Милий Езерский - Марий и Сулла
Когда появился центурион, все повернулись к нему. Во взглядах пленников светилась надежда, и старый воин смутился. Вспомнив, однако, приказание Суллы, он крикнул легионариям:
— Император приказал перебить всех этих злодеев! Самниты остолбенели. Но воины уже набросились на них: кололи копьями, сносили мечами головы. Вопли переходили в бешеный рев злобы, ненависти, бессилия. Связанные, пленники метались по арене, взывали о помощи к богам, проклинали Суллу, нарушившего обещание, — всё было напрасно: мечи рубили, копья вонзались в тела, и груды трупов устилали цирк. Лужи крови, которой не мог впитать песок, хлопали под ногами. Пленники сбивались в кучу, становились на колени, думая перегрызть веревки, которыми были связаны руки товарищей, но бессильны были зубы, да и времени было мало. Тогда отчаявшиеся люди бросились на врагов: они работали головами, как таранами, дрались ногами, и если удавалось сбить легионария с ног, яростно впивались ему зубами в лицо или шею.

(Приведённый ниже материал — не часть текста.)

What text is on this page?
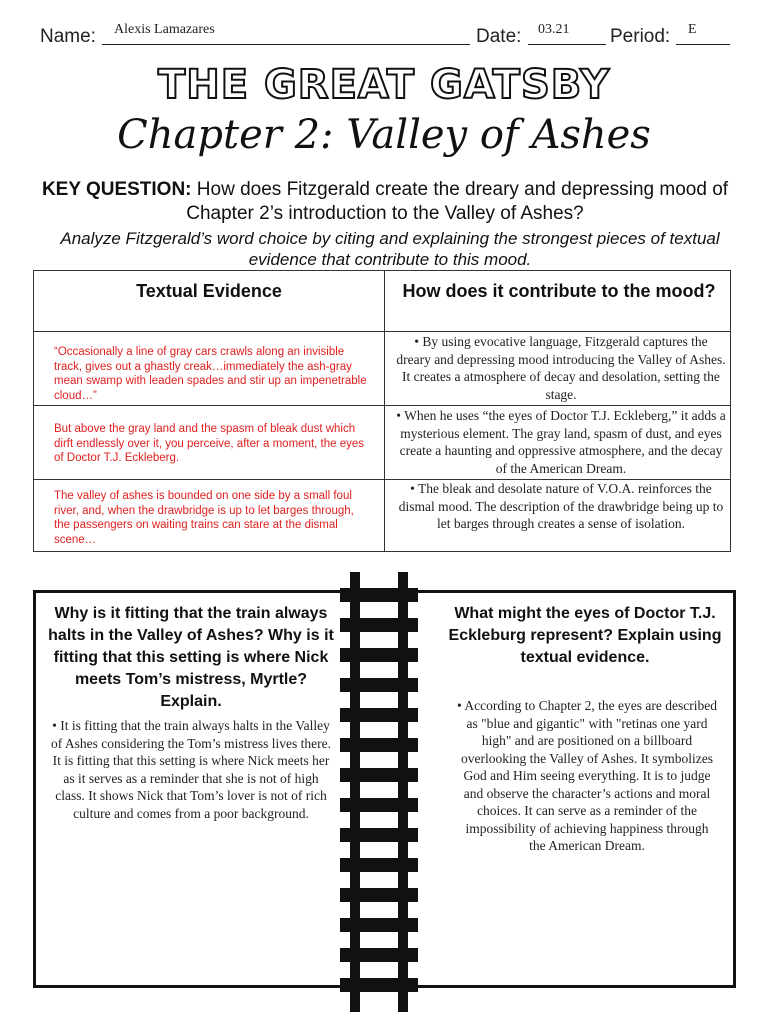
Name: Alexis Lamazares	Date: 03.21 Period: E
THE GREAT GATSBY
Chapter 2: Valley of Ashes
KEY QUESTION: How does Fitzgerald create the dreary and depressing mood of Chapter 2’s introduction to the Valley of Ashes?
Analyze Fitzgerald’s word choice by citing and explaining the strongest pieces of textual evidence that contribute to this mood.
Textual Evidence	How does it contribute to the mood?
“Occasionally a line of gray cars crawls along an invisible track, gives out a ghastly creak…immediately the ash-gray mean swamp with leaden spades and stir up an impenetrable cloud…”
• By using evocative language, Fitzgerald captures the dreary and depressing mood introducing the Valley of Ashes. It creates a atmosphere of decay and desolation, setting the stage.
But above the gray land and the spasm of bleak dust which dirft endlessly over it, you perceive, after a moment, the eyes of Doctor T.J. Eckleberg.
• When he uses “the eyes of Doctor T.J. Eckleberg,” it adds a mysterious element. The gray land, spasm of dust, and eyes create a haunting and oppressive atmosphere, and the decay of the American Dream.
The valley of ashes is bounded on one side by a small foul river, and, when the drawbridge is up to let barges through, the passengers on waiting trains can stare at the dismal scene…
• The bleak and desolate nature of V.O.A. reinforces the dismal mood. The description of the drawbridge being up to let barges through creates a sense of isolation.
Why is it fitting that the train always halts in the Valley of Ashes? Why is it fitting that this setting is where Nick meets Tom’s mistress, Myrtle? Explain.
• It is fitting that the train always halts in the Valley of Ashes considering the Tom’s mistress lives there. It is fitting that this setting is where Nick meets her as it serves as a reminder that she is not of high class. It shows Nick that Tom’s lover is not of rich culture and comes from a poor background.
What might the eyes of Doctor T.J. Eckleburg represent? Explain using textual evidence.
• According to Chapter 2, the eyes are described as "blue and gigantic" with "retinas one yard high" and are positioned on a billboard overlooking the Valley of Ashes. It symbolizes God and Him seeing everything. It is to judge and observe the character’s actions and moral choices. It can serve as a reminder of the impossibility of achieving happiness through the American Dream.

Центурион вызвал отряд лучников.
Зажужжали стрелы, и самниты поняли, что всё для них кончено. Но ни один не молил о пощаде.
— Проклятье предателю! — кричали они. — Проклятье палачу! — И падали под стрелами метких лучников.
Тысячи трупов, как деревья после бурелома, устилали арену, а легионарии и служители цирка добивали раненых, подававших признаки жизни.
Сулла вышел из храма Беллоны, окруженный сподвижниками. Он приказал разогнать толпы народа, которые теснились у входа, привлеченные воплями, и вошел в цирк.
Сопровождавшие его вздрогнули при виде крови, срубленных голов, исковерканных туловищ, развороченных внутренностей и бросились было обратно, но Сулла крикнул:
— Куда?
Остановились, взглянули на него. Лицо императора было равнодушно, а голос спокоен, когда он говорил с холодной жестокостью:
— Слава богам! Наконец-то я избавился от шайки разбойников, которая, посеяв смуту в республике, устремилась на Рим, чтобы разграбить его.
И, обернувшись к служителям, приказал:
— Тела бросить в Тибр, кровь засыпать песком!
X
В Риме начались убийства.
Первым делом Сулла стал мстить приверженцам Мария. По доносам, без судебного следствия, граждан убивали на улицах, в храмах, в домах; умерщвляли мужчин, женщин, детей. Принадлежность к популярам, сочувствие им, слово, сказанное против Суллы, сожаление о временах Мария и Цинны — всё это каралось смертью.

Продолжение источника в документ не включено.